We all want to believe that at least some crooks are capable of rehabilitation.

But as I've said before here, that's not the way we think when the accused are corporations, or even corporate officers.

In those cases it seems to be rehabilation first, then punishment.

Last week I mentioned several examples -- MCI and Putnam, Citigroup and Janus. Pay the fine, go to bankruptcy, maybe you don't have to admit to anything at all.

Here's a more egregious example -- Richard Strong of Strong Capital.

Strong agreed to pay $175 million, and founder Richard Strong agreed to stay out of the fund business forever, because he basically sold out his fundholders on behalf of some market-timing crooks with a lot of money.

So what next? He's going to sell out, and since the fund has $33.8 billion under management he'll make out like a bandit -- literally.

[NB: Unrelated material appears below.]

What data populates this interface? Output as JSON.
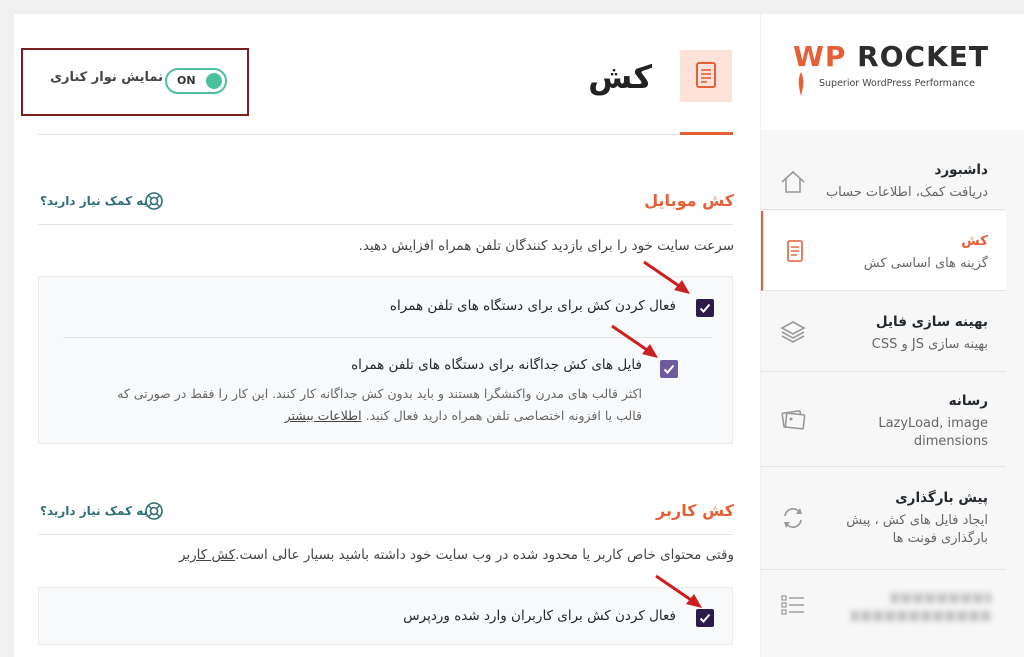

The word for this is wrong. This is like Saddam Hussein paying a fine equal to a small portion of the money he looted for Iraq, then going off to Monte Carlo with the rest. When you violate your fiduciary responsibility, it seems to me, then everything you ever made should be subject to forfeiture. You and your children should wind up dirt-poor, with no money, no home, and few prospects for finding more.

That's what we call punishment. That's what we do to drug dealers and other low-life scum. My point is that this is just what those who break the market's trust are -- low-life scum.